Monday, May 13, 2013

Live By Hype, Die By Hype

This is (partly) why the 400 ppm hype was misplaced from the very beginning:


People: Forest -- not the trees.

5 comments:

TheTracker said...

Recognizing a symbolic milestone is not the same thing as "hype."

Jack Savage said...

@The Tracker.

True.
The hype is in pretending that the 400ppm is in any way a "symbolic milestone".

Paul S said...

As humans we tend to invest more symbolic meaning in round numbers. Would you really not consider a 50th birthday to have more "meaning" than a 49th birthday?

David Appell said...

People don't have to walk back their 50th birthday.... The Keeling correction makes it look like scientists don't know what they're doing, feeds insinuations that climate data is somehow suspect, and the almost gleeful way in which this number has been announced belies concerns about climate change.

Paul S said...

David,

Well, that's a different matter.

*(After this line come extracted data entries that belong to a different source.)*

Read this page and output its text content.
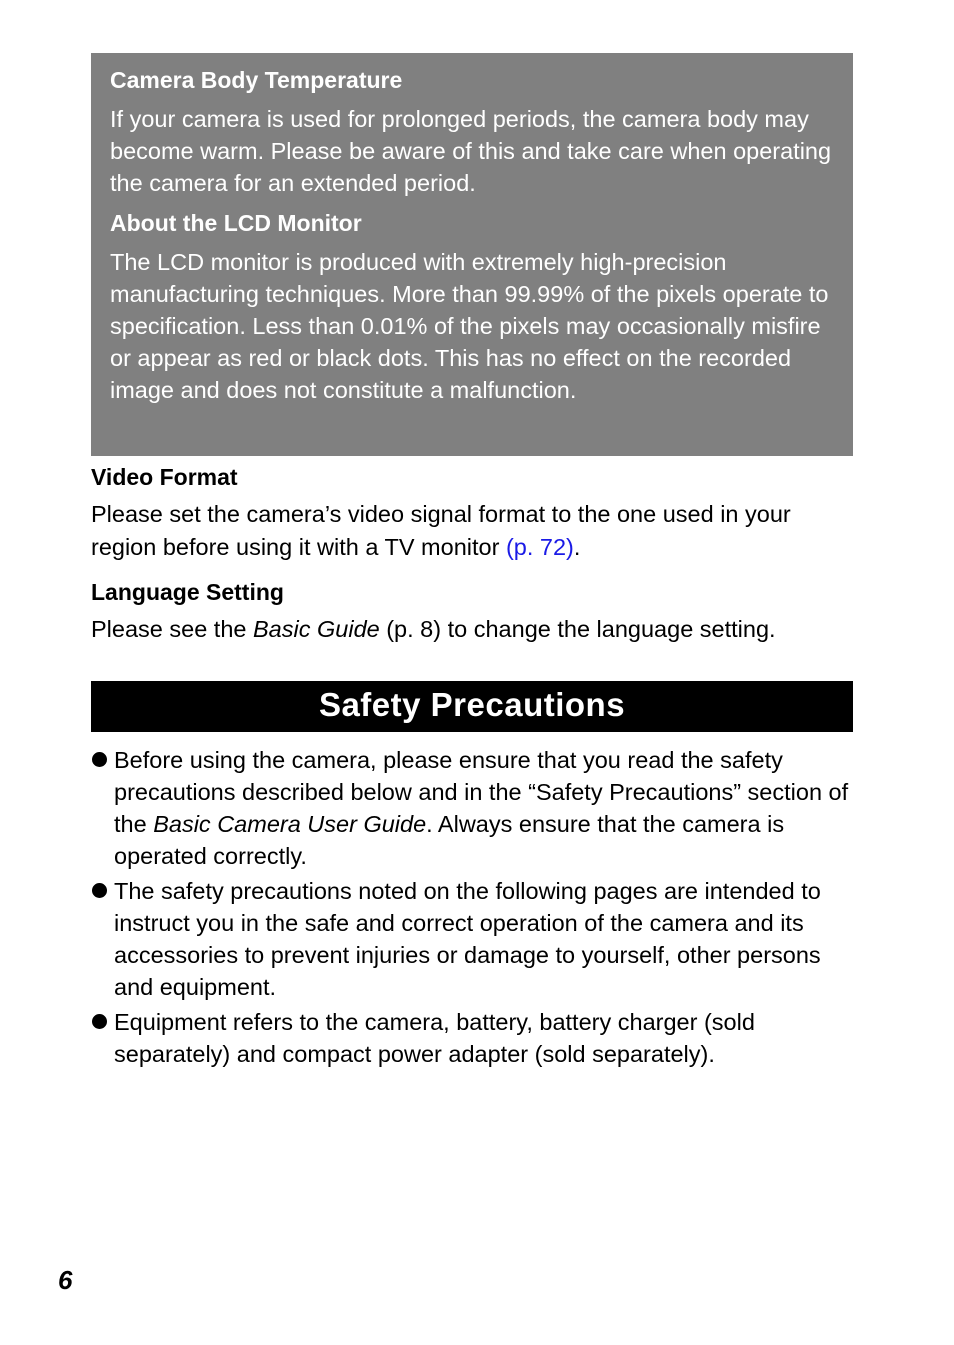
Camera Body Temperature

If your camera is used for prolonged periods, the camera body may become warm. Please be aware of this and take care when operating the camera for an extended period.

About the LCD Monitor

The LCD monitor is produced with extremely high-precision manufacturing techniques. More than 99.99% of the pixels operate to specification. Less than 0.01% of the pixels may occasionally misfire or appear as red or black dots. This has no effect on the recorded image and does not constitute a malfunction.

Video Format

Please set the camera’s video signal format to the one used in your region before using it with a TV monitor (p. 72).

Language Setting

Please see the Basic Guide (p. 8) to change the language setting.

Safety Precautions
Before using the camera, please ensure that you read the safety precautions described below and in the “Safety Precautions” section of the Basic Camera User Guide. Always ensure that the camera is operated correctly.
The safety precautions noted on the following pages are intended to instruct you in the safe and correct operation of the camera and its accessories to prevent injuries or damage to yourself, other persons and equipment.
Equipment refers to the camera, battery, battery charger (sold separately) and compact power adapter (sold separately).
6
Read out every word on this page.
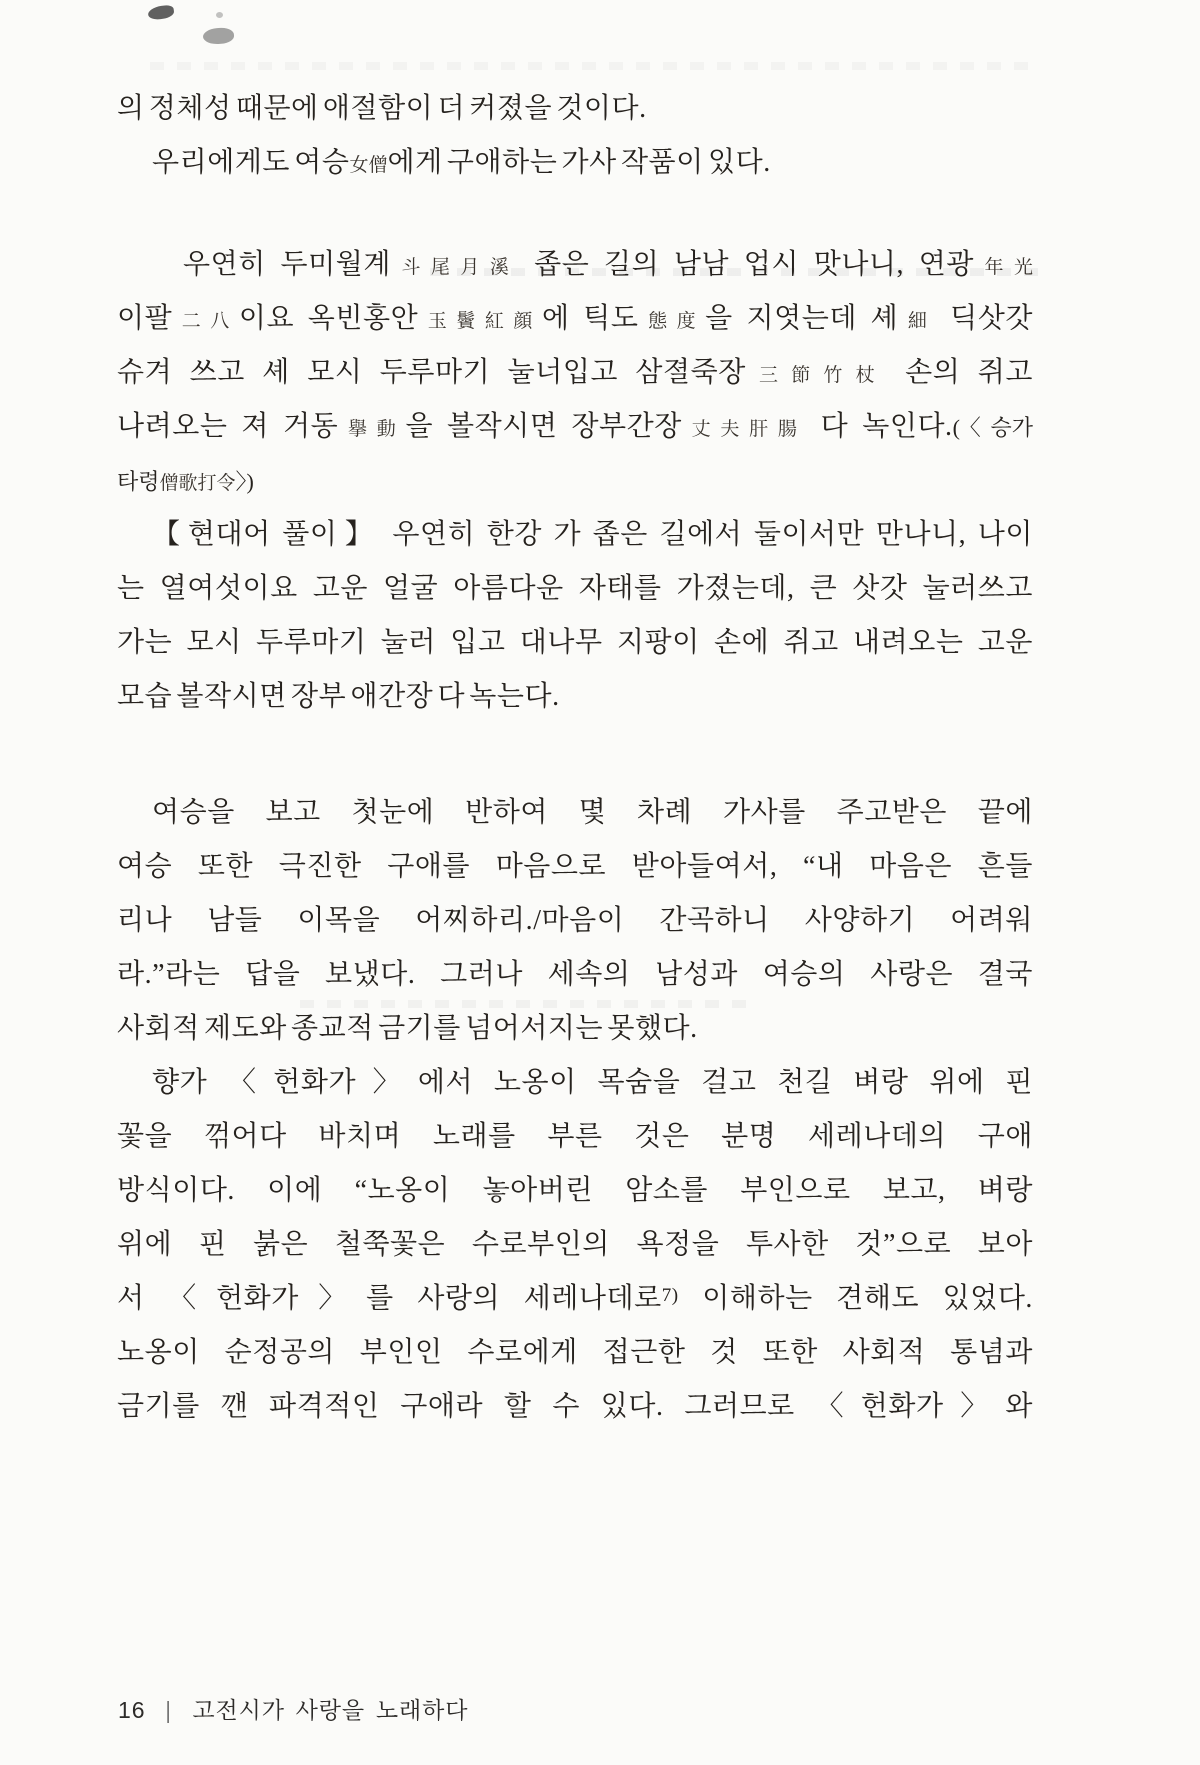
의 정체성 때문에 애절함이 더 커졌을 것이다.
우리에게도 여승女僧에게 구애하는 가사 작품이 있다.
우연히 두미월계斗尾月溪 좁은 길의 남남 업시 맛나니, 연광年光
이팔二八이요 옥빈홍안玉鬢紅顔에 틱도態度을 지엿는데 셰細 딕삿갓
슈겨 쓰고 셰 모시 두루마기 눌너입고 삼졀죽장三節竹杖 손의 쥐고
나려오는 져 거동擧動을 볼작시면 장부간장丈夫肝腸 다 녹인다.(〈승가
타령僧歌打令〉)
【현대어 풀이】 우연히 한강 가 좁은 길에서 둘이서만 만나니, 나이
는 열여섯이요 고운 얼굴 아름다운 자태를 가졌는데, 큰 삿갓 눌러쓰고
가는 모시 두루마기 눌러 입고 대나무 지팡이 손에 쥐고 내려오는 고운
모습 볼작시면 장부 애간장 다 녹는다.
여승을 보고 첫눈에 반하여 몇 차례 가사를 주고받은 끝에
여승 또한 극진한 구애를 마음으로 받아들여서, “내 마음은 흔들
리나 남들 이목을 어찌하리./마음이 간곡하니 사양하기 어려워
라.”라는 답을 보냈다. 그러나 세속의 남성과 여승의 사랑은 결국
사회적 제도와 종교적 금기를 넘어서지는 못했다.
향가 〈헌화가〉에서 노옹이 목숨을 걸고 천길 벼랑 위에 핀
꽃을 꺾어다 바치며 노래를 부른 것은 분명 세레나데의 구애
방식이다. 이에 “노옹이 놓아버린 암소를 부인으로 보고, 벼랑
위에 핀 붉은 철쭉꽃은 수로부인의 욕정을 투사한 것”으로 보아
서 〈헌화가〉를 사랑의 세레나데로$^{7)}$ 이해하는 견해도 있었다.
노옹이 순정공의 부인인 수로에게 접근한 것 또한 사회적 통념과
금기를 깬 파격적인 구애라 할 수 있다. 그러므로 〈헌화가〉와
16 | 고전시가 사랑을 노래하다
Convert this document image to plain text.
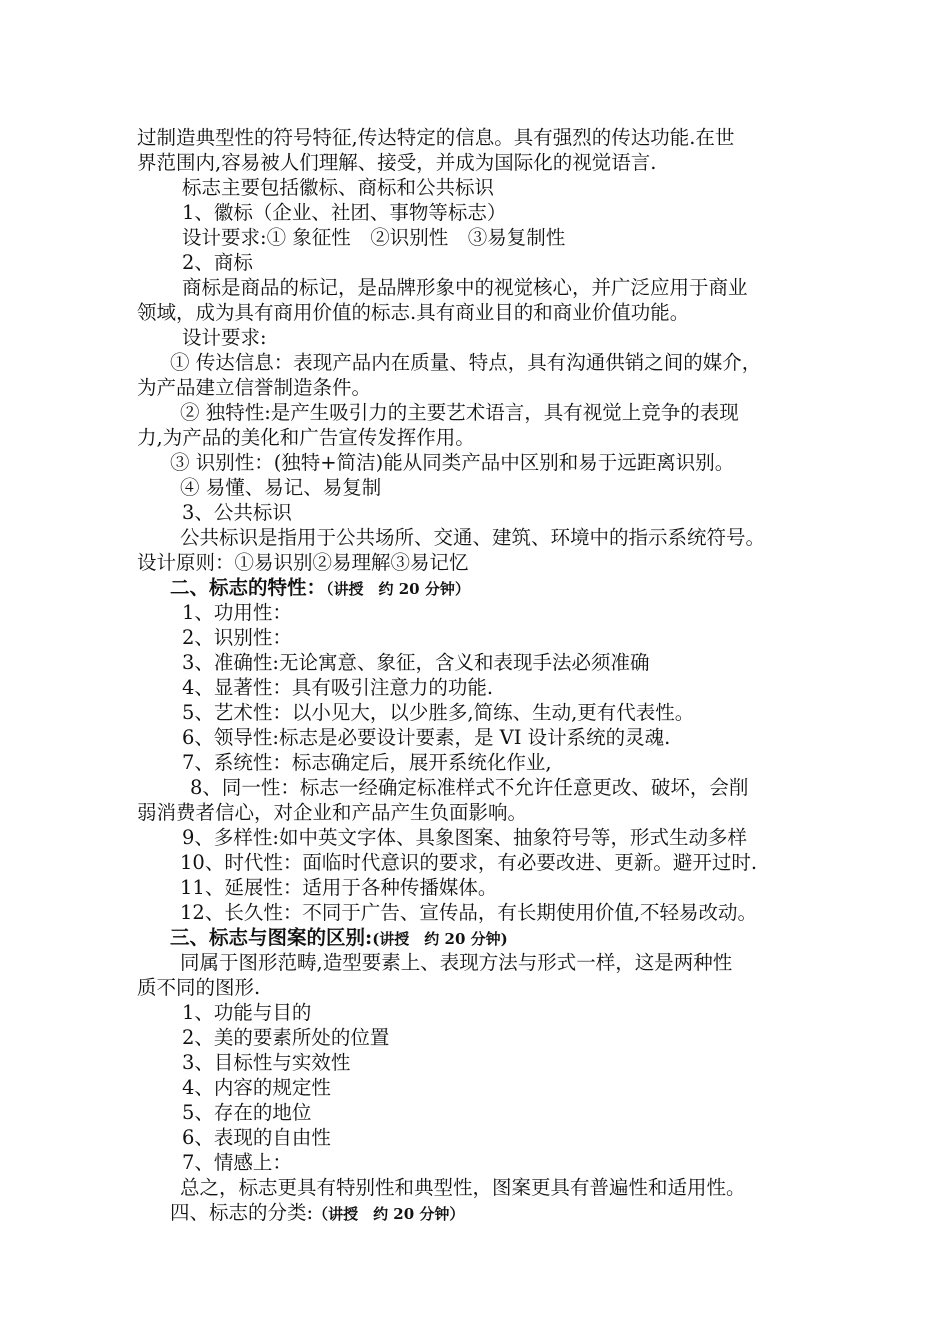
过制造典型性的符号特征,传达特定的信息。具有强烈的传达功能.在世
界范围内,容易被人们理解、接受，并成为国际化的视觉语言.
标志主要包括徽标、商标和公共标识
1、徽标（企业、社团、事物等标志）
设计要求:① 象征性　②识别性　③易复制性
2、商标
商标是商品的标记，是品牌形象中的视觉核心，并广泛应用于商业
领域，成为具有商用价值的标志.具有商业目的和商业价值功能。
设计要求:
① 传达信息：表现产品内在质量、特点，具有沟通供销之间的媒介，
为产品建立信誉制造条件。
② 独特性:是产生吸引力的主要艺术语言，具有视觉上竞争的表现
力,为产品的美化和广告宣传发挥作用。
③ 识别性：(独特+简洁)能从同类产品中区别和易于远距离识别。
④ 易懂、易记、易复制
3、公共标识
公共标识是指用于公共场所、交通、建筑、环境中的指示系统符号。
设计原则：①易识别②易理解③易记忆
二、标志的特性：（讲授　约 20 分钟）
1、功用性：
2、识别性：
3、准确性:无论寓意、象征，含义和表现手法必须准确
4、显著性：具有吸引注意力的功能.
5、艺术性：以小见大，以少胜多,简练、生动,更有代表性。
6、领导性:标志是必要设计要素，是 VI 设计系统的灵魂.
7、系统性：标志确定后，展开系统化作业,
8、同一性：标志一经确定标准样式不允许任意更改、破坏，会削
弱消费者信心，对企业和产品产生负面影响。
9、多样性:如中英文字体、具象图案、抽象符号等，形式生动多样
10、时代性：面临时代意识的要求，有必要改进、更新。避开过时.
11、延展性：适用于各种传播媒体。
12、长久性：不同于广告、宣传品，有长期使用价值,不轻易改动。
三、标志与图案的区别:(讲授　约 20 分钟)
同属于图形范畴,造型要素上、表现方法与形式一样，这是两种性
质不同的图形.
1、功能与目的
2、美的要素所处的位置
3、目标性与实效性
4、内容的规定性
5、存在的地位
6、表现的自由性
7、情感上：
总之，标志更具有特别性和典型性，图案更具有普遍性和适用性。
四、标志的分类:（讲授　约 20 分钟）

It seems to me a question for public engagement strategies and protocols. With the web and social media sites it's very tempting to provide up-to-the-minute readouts even though there might be later revisions. Maybe that policy should be reviewed, particularly for "milestone" announcements like this.

Not sure how damaging it's been though. I think there is a general public framework of understanding that reported figures can be revised up or down - look at times for 100m races - and that 399.5 isn't a long way from 400.